結局翌年初夏に第一回目の船が志布志港に入港したのです。このプロジェクトに並々ならぬ関心を持っていた父は、このとき既に死の床にありましたが、材到着のニュースを伝えると喜んでくれました。7月末、父が亡くなり、私はこれまでの受け持ちを離れて、木材部門(山佐木材)の責任者になり、それから二十数年、北海殖産様との有り難いご縁です。
当社の事業、25年間の変遷
その頃当社では、大型木造建築の事業に進出することを真剣に検討していました。当時一定規模以上の建物について木造化が解禁されることになりましたが、部材としては「大断面集成材」を使うことが義務付けられました。
そうでなくても当時の林業事情からは、長さ、径級共に長スパンの建築に必要な寸法の素材を出すことは不可能ではありましたが。このようなことから、大型木造建築に取り組む以上、集成材事業を共にやることは避けられない選択肢でした。
この事業については紆余曲折ありましたが、今年10月満二十周年を迎え、技術の蓄積も進み、仕事も安定的に入るようになり、当社の大きな柱の事業になりました。
北殖材の特徴
材色が美しいことは、試験挽きで初見済みでしたが、併せてかつて電柱材に重宝されていただけに、材が「完満である」ことも構造材として優位な点と理解していました。
実際に使うようになってわかったもう一つの特色が、「乾燥が早い」ことです。スギは水分が多く、しかもばらつきが多くて乾燥コストが他の、例えばヒノキに比較して二倍くらい掛かります。当社では柱など角材は、一本ずつ全数重量を量り、3~4区分し、区分ごとに乾燥しています。その点、北殖材は全て「最軽量」に分類される「初期含水率」の低い特色があります。
乾燥に掛かるコストを全て込みで計算している当社の原価管理システムを改善すれば、北殖材の優位性がもう少し浮上するかもしれません。
これからの経営に期待
今年9月14日社員二人(森田、笹原)と共に訪問し、久しぶりに現地森林を細かにご案内戴きました。あの時から25年、更に素晴らしい森林に育っていて、目を見張るばかりでした。開所以来のオーナー家の揺るぎない信念と、役職員の方々の百年にわたる倦むことのない努力が、このような成果として表れているように思いました。
このような伸びの良い完満な大径材を、普通の住宅部材、3m、4mの長さで切ってしまうのは、価格も安く余りにもったいないと思います。住宅の多様化、近年増加している非住宅の建物でも様々な設計上の要請があり、10mに及ぶ多様な寸法の木材(特殊材と呼ばれます)が必要になってきています。通常集成材に依るしか無いのですが、今回改めて拝見した北殖材でなら、長尺大径の無垢材での対応が十分に可能であると確信しました。
ドイツは国内1,000万haについて120年という長伐期育林の法正林が完成しています。
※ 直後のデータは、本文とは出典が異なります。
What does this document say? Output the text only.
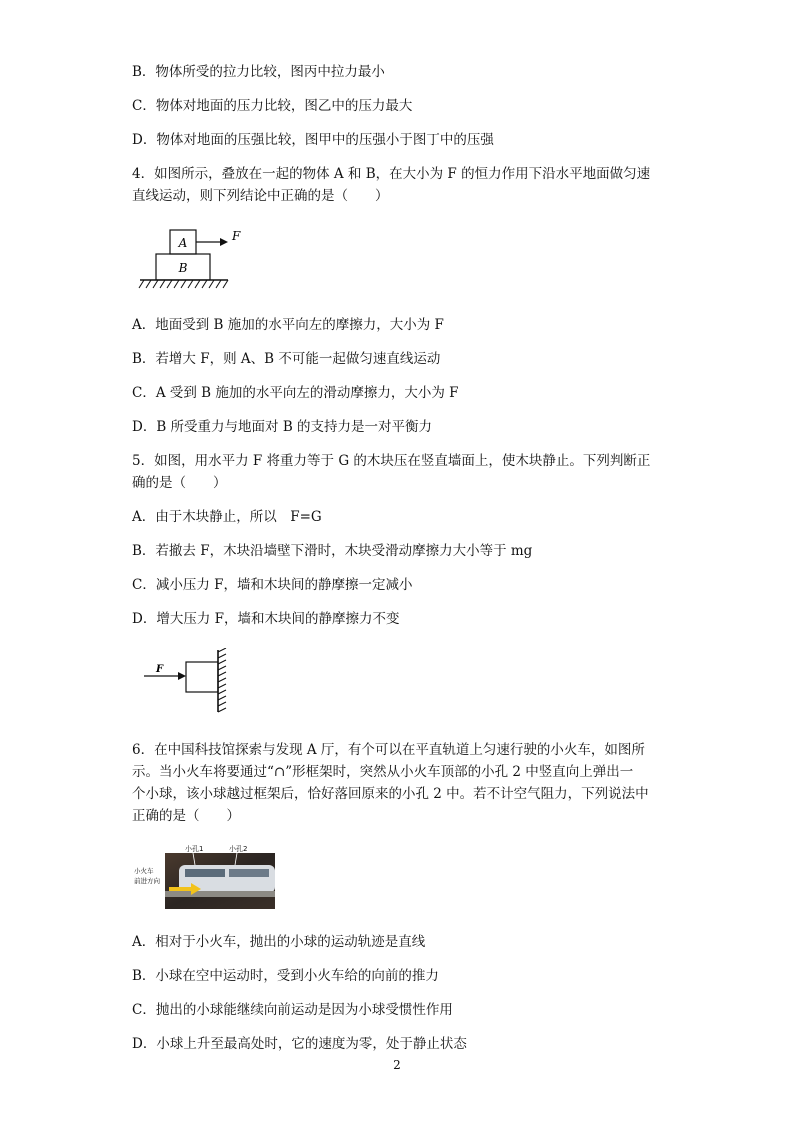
B．物体所受的拉力比较，图丙中拉力最小
C．物体对地面的压力比较，图乙中的压力最大
D．物体对地面的压强比较，图甲中的压强小于图丁中的压强
4．如图所示，叠放在一起的物体 A 和 B，在大小为 F 的恒力作用下沿水平地面做匀速
直线运动，则下列结论中正确的是（　　）
A
B
F
A．地面受到 B 施加的水平向左的摩擦力，大小为 F
B．若增大 F，则 A、B 不可能一起做匀速直线运动
C．A 受到 B 施加的水平向左的滑动摩擦力，大小为 F
D．B 所受重力与地面对 B 的支持力是一对平衡力
5．如图，用水平力 F 将重力等于 G 的木块压在竖直墙面上，使木块静止。下列判断正
确的是（　　）
A．由于木块静止，所以　F=G
B．若撤去 F，木块沿墙壁下滑时，木块受滑动摩擦力大小等于 mg
C．减小压力 F，墙和木块间的静摩擦一定减小
D．增大压力 F，墙和木块间的静摩擦力不变
F
6．在中国科技馆探索与发现 A 厅，有个可以在平直轨道上匀速行驶的小火车，如图所
示。当小火车将要通过“∩”形框架时，突然从小火车顶部的小孔 2 中竖直向上弹出一
个小球，该小球越过框架后，恰好落回原来的小孔 2 中。若不计空气阻力，下列说法中
正确的是（　　）
小孔1	小孔2
小火车
前进方向
A．相对于小火车，抛出的小球的运动轨迹是直线
B．小球在空中运动时，受到小火车给的向前的推力
C．抛出的小球能继续向前运动是因为小球受惯性作用
D．小球上升至最高处时，它的速度为零，处于静止状态
2
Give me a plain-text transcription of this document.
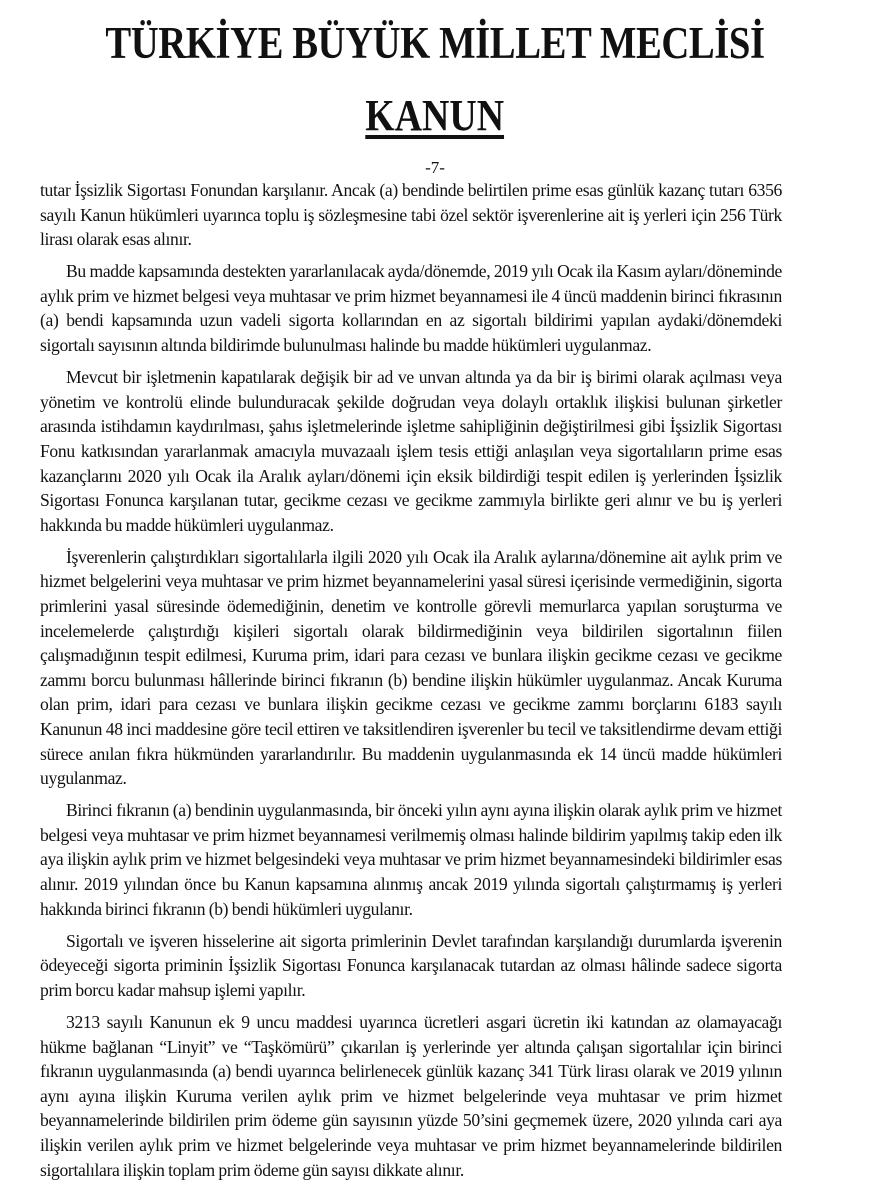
TÜRKİYE BÜYÜK MİLLET MECLİSİ
KANUN
-7-

tutar İşsizlik Sigortası Fonundan karşılanır. Ancak (a) bendinde belirtilen prime esas günlük kazanç tutarı 6356 sayılı Kanun hükümleri uyarınca toplu iş sözleşmesine tabi özel sektör işverenlerine ait iş yerleri için 256 Türk lirası olarak esas alınır.

Bu madde kapsamında destekten yararlanılacak ayda/dönemde, 2019 yılı Ocak ila Kasım ayları/döneminde aylık prim ve hizmet belgesi veya muhtasar ve prim hizmet beyannamesi ile 4 üncü maddenin birinci fıkrasının (a) bendi kapsamında uzun vadeli sigorta kollarından en az sigortalı bildirimi yapılan aydaki/dönemdeki sigortalı sayısının altında bildirimde bulunulması halinde bu madde hükümleri uygulanmaz.

Mevcut bir işletmenin kapatılarak değişik bir ad ve unvan altında ya da bir iş birimi olarak açılması veya yönetim ve kontrolü elinde bulunduracak şekilde doğrudan veya dolaylı ortaklık ilişkisi bulunan şirketler arasında istihdamın kaydırılması, şahıs işletmelerinde işletme sahipliğinin değiştirilmesi gibi İşsizlik Sigortası Fonu katkısından yararlanmak amacıyla muvazaalı işlem tesis ettiği anlaşılan veya sigortalıların prime esas kazançlarını 2020 yılı Ocak ila Aralık ayları/dönemi için eksik bildirdiği tespit edilen iş yerlerinden İşsizlik Sigortası Fonunca karşılanan tutar, gecikme cezası ve gecikme zammıyla birlikte geri alınır ve bu iş yerleri hakkında bu madde hükümleri uygulanmaz.

İşverenlerin çalıştırdıkları sigortalılarla ilgili 2020 yılı Ocak ila Aralık aylarına/dönemine ait aylık prim ve hizmet belgelerini veya muhtasar ve prim hizmet beyannamelerini yasal süresi içerisinde vermediğinin, sigorta primlerini yasal süresinde ödemediğinin, denetim ve kontrolle görevli memurlarca yapılan soruşturma ve incelemelerde çalıştırdığı kişileri sigortalı olarak bildirmediğinin veya bildirilen sigortalının fiilen çalışmadığının tespit edilmesi, Kuruma prim, idari para cezası ve bunlara ilişkin gecikme cezası ve gecikme zammı borcu bulunması hâllerinde birinci fıkranın (b) bendine ilişkin hükümler uygulanmaz. Ancak Kuruma olan prim, idari para cezası ve bunlara ilişkin gecikme cezası ve gecikme zammı borçlarını 6183 sayılı Kanunun 48 inci maddesine göre tecil ettiren ve taksitlendiren işverenler bu tecil ve taksitlendirme devam ettiği sürece anılan fıkra hükmünden yararlandırılır. Bu maddenin uygulanmasında ek 14 üncü madde hükümleri uygulanmaz.

Birinci fıkranın (a) bendinin uygulanmasında, bir önceki yılın aynı ayına ilişkin olarak aylık prim ve hizmet belgesi veya muhtasar ve prim hizmet beyannamesi verilmemiş olması halinde bildirim yapılmış takip eden ilk aya ilişkin aylık prim ve hizmet belgesindeki veya muhtasar ve prim hizmet beyannamesindeki bildirimler esas alınır. 2019 yılından önce bu Kanun kapsamına alınmış ancak 2019 yılında sigortalı çalıştırmamış iş yerleri hakkında birinci fıkranın (b) bendi hükümleri uygulanır.

Sigortalı ve işveren hisselerine ait sigorta primlerinin Devlet tarafından karşılandığı durumlarda işverenin ödeyeceği sigorta priminin İşsizlik Sigortası Fonunca karşılanacak tutardan az olması hâlinde sadece sigorta prim borcu kadar mahsup işlemi yapılır.

3213 sayılı Kanunun ek 9 uncu maddesi uyarınca ücretleri asgari ücretin iki katından az olamayacağı hükme bağlanan “Linyit” ve “Taşkömürü” çıkarılan iş yerlerinde yer altında çalışan sigortalılar için birinci fıkranın uygulanmasında (a) bendi uyarınca belirlenecek günlük kazanç 341 Türk lirası olarak ve 2019 yılının aynı ayına ilişkin Kuruma verilen aylık prim ve hizmet belgelerinde veya muhtasar ve prim hizmet beyannamelerinde bildirilen prim ödeme gün sayısının yüzde 50’sini geçmemek üzere, 2020 yılında cari aya ilişkin verilen aylık prim ve hizmet belgelerinde veya muhtasar ve prim hizmet beyannamelerinde bildirilen sigortalılara ilişkin toplam prim ödeme gün sayısı dikkate alınır.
そのドイツの造材方法は図ー1の通りです。
写真で分かるように、どんな長材や特殊な寸法の要望にも応えることが出来ます。
国内でいち早く北海殖産様ではそれが対応可能な林業のレベルに到達しておられます。
このたび百周年を迎えられた御社と永年にわたりお取引戴いていることに、限りない誇りを感じると共に有り難く思っております。